While the government's delay in filing a motion to dismiss or transfer cannot be condoned, I cannot believe that the intervening period was so great and the prejudice incurred by plaintiffs was so detrimental as to require a holding that the initial objection to venue was abandoned. The taking of depositions would not, by itself, produce a waiver of the venue issue, Heiss v. Nielsen, 132 F. Supp. 541 (D.Neb.1955), especially where, as here, discovery was necessary to frame the averments included in the motion to dismiss or transfer that was ultimately made.

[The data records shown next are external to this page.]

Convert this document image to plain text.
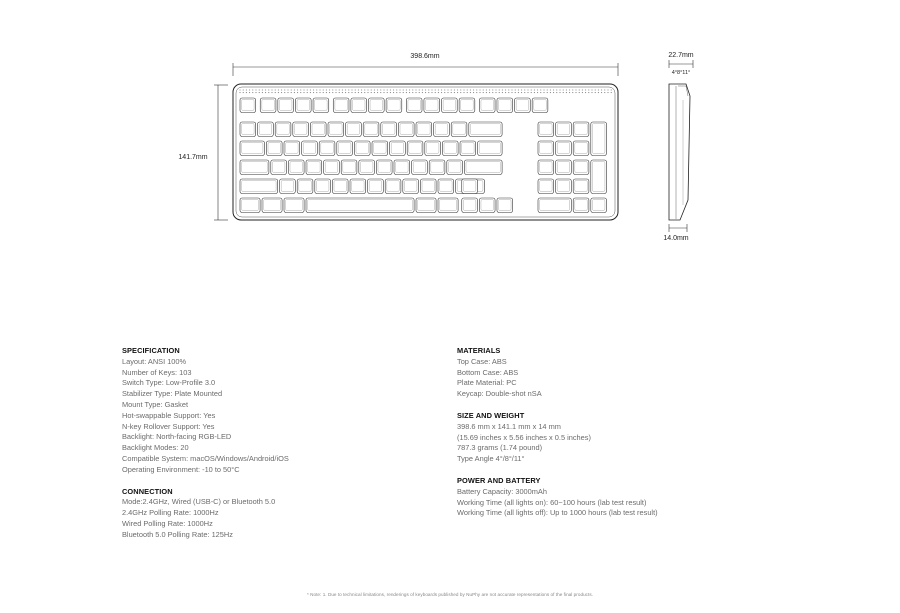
398.6mm
141.7mm
22.7mm
4°8°11°
14.0mm
SPECIFICATION
Layout: ANSI 100%
Number of Keys: 103
Switch Type: Low-Profile 3.0
Stabilizer Type: Plate Mounted
Mount Type: Gasket
Hot-swappable Support: Yes
N-key Rollover Support: Yes
Backlight: North-facing RGB-LED
Backlight Modes: 20
Compatible System: macOS/Windows/Android/iOS
Operating Environment: -10 to 50°C
CONNECTION
Mode:2.4GHz, Wired (USB-C) or Bluetooth 5.0
2.4GHz Polling Rate: 1000Hz
Wired Polling Rate: 1000Hz
Bluetooth 5.0 Polling Rate: 125Hz
MATERIALS
Top Case: ABS
Bottom Case: ABS
Plate Material: PC
Keycap: Double-shot nSA
SIZE AND WEIGHT
398.6 mm x 141.1 mm x 14 mm
(15.69 inches x 5.56 inches x 0.5 inches)
787.3 grams (1.74 pound)
Type Angle 4°/8°/11°
POWER AND BATTERY
Battery Capacity: 3000mAh
Working Time (all lights on): 60~100 hours (lab test result)
Working Time (all lights off): Up to 1000 hours (lab test result)
* Note: 1. Due to technical limitations, renderings of keyboards published by NuPhy are not accurate representations of the final products.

The differences in discovery devices available in this court and the Court of Claims are matters of degree rather than of kind. Depositions in the Court of Claims may be taken only by leave of the Court or by voluntary agreement of the parties, Court of Claims Rules 71(c), 81(a) (compare Fed.R.Civ.P. 30), and an order of the Court of Claims is necessary to require the production of documents, Court of Claims Rule 74 (compare Fed.R.Civ.P. 34). Plaintiffs have not demonstrated that had these formalities been complied with, the Court of Claims would not have permitted defendants to use the identical discovery procedures that were in fact employed by the parties under the Federal Rules of Civil Procedure. Thus I am constrained to find insufficient prejudice to plaintiffs in their *342 subjection to liberal discovery procedures to constitute a waiver of the government's initial and timely allegation of improper venue.

Given the time that has already expired since the institution of this action, the interests of justice would not be served by dismissing the complaint. The case is therefore transferred to the Court of Claims pursuant to 28 U.S.C. §§ 1346(a) (1), 1406(a).

IT IS SO ORDERED.

NOTES

[1] The government has at times misconstrued the issue as one of subject matter jurisdiction. The district courts clearly have the power to adjudicate a claim for an income tax refund, 28 U.S.C. § 1346(a) (1). The only question is whether these particular plaintiffs may request the exercise of that authority in this locality. See Neirbo Co. v. Bethlehem Shipbuilding Corp., 308 U.S. 165, 167, 60 S. Ct. 153, 84 L. Ed. 167 (1939).

[2] Plaintiffs have recently submitted a request to the Internal Revenue Service for an administrative refund of the sum claimed in this action. While a favorable determination on that request would likely moot the instant motion, at the present time this Court has not been advised of any decision by the IRS, and the motion remains ripe for decision.